Pros: It’s safe and long-lasting. Once it’s up, it works well for years.

Cons: Expensive. Time-consuming to install. Heavy animals can lean on it and stretch it out over time. And small calves can sometimes get their heads caught in the openings, which is exactly as bad as it sounds.

High Tensile

Springy steel wire strung between posts with more spacing between them.

Pros: You need fewer posts, so you cover more ground faster. The wire doesn’t stretch and sag the way woven wire can.

Cons: If a cow hits it at full speed, it can cause serious injury. The wire is also harder to work with during installation.
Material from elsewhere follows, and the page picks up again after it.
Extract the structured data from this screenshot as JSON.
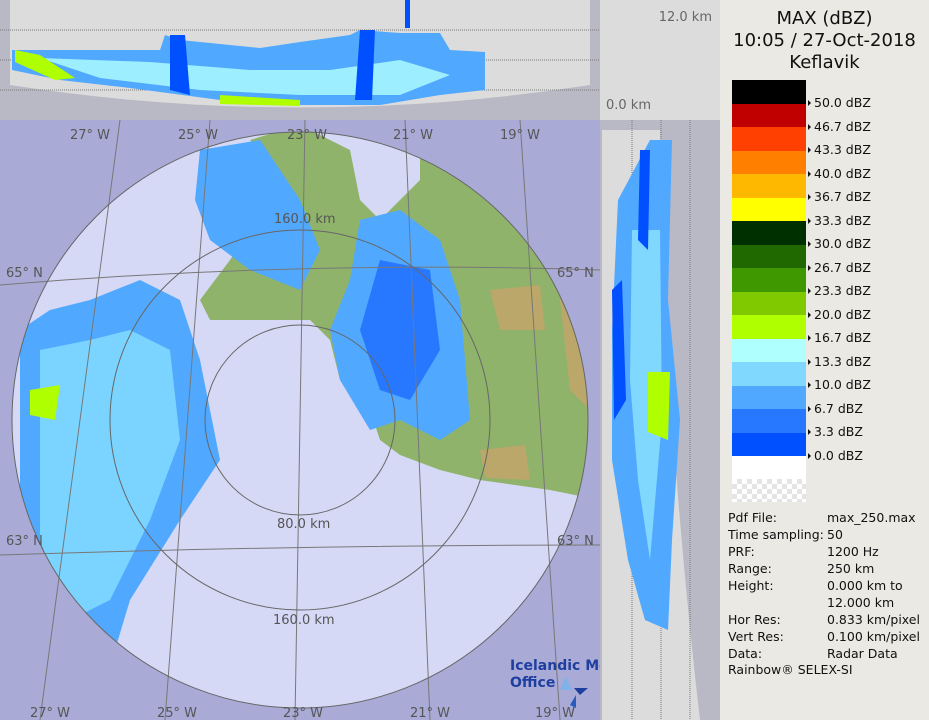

Not the most beginner-friendly option.

Electric

Posts, wire, and a charger that sends a short pulse of electricity through the fence. The shock isn’t meant to hurt the animal. It’s meant to train her. After a few encounters with the fence, cattle learn to stay away from it.

You can run up to 6 strands of wire. The charger is the important piece. There are three types:

Low Impedance: Handles vegetation touching the wire without losing much power. Good for areas where grass might grow up into the fence.

Solid-State: Reliable and consistent. The traditional choice.

Battery/Solar: For locations without easy access to power. Solar chargers are popular for remote pastures.

One important note: if you’re fencing in a bull, you need 3,000 to 4,000 volts minimum. Bulls will test a fence that wouldn’t even slow down a cow. Don’t cheap out on the charger if you’re keeping a bull.

Barbed Wire

Here’s the thing about barbed wire: don’t use it. It’s no longer recommended for cattle. Those barbs can cause serious cuts, and cuts lead to infections, and infections can kill an animal. The risk isn’t worth the savings. Use one of the other options.

Making the Choice

Your shelter and fencing decisions come down to three things: what type of cattle you’re raising, how much you can spend upfront, and how much ongoing work you want to do.

Beef cattle need less shelter but still need good fencing. Dairy cattle need more shelter and infrastructure. And whatever you build, build it right the first time. Fixing a collapsed shelter or replacing bad fencing costs more than doing it properly from the start.


This post is part of a series retelling and reviewing Backyard Farming: Raising Cattle by Kim Pezza (ISBN: 978-1-57826-495-7).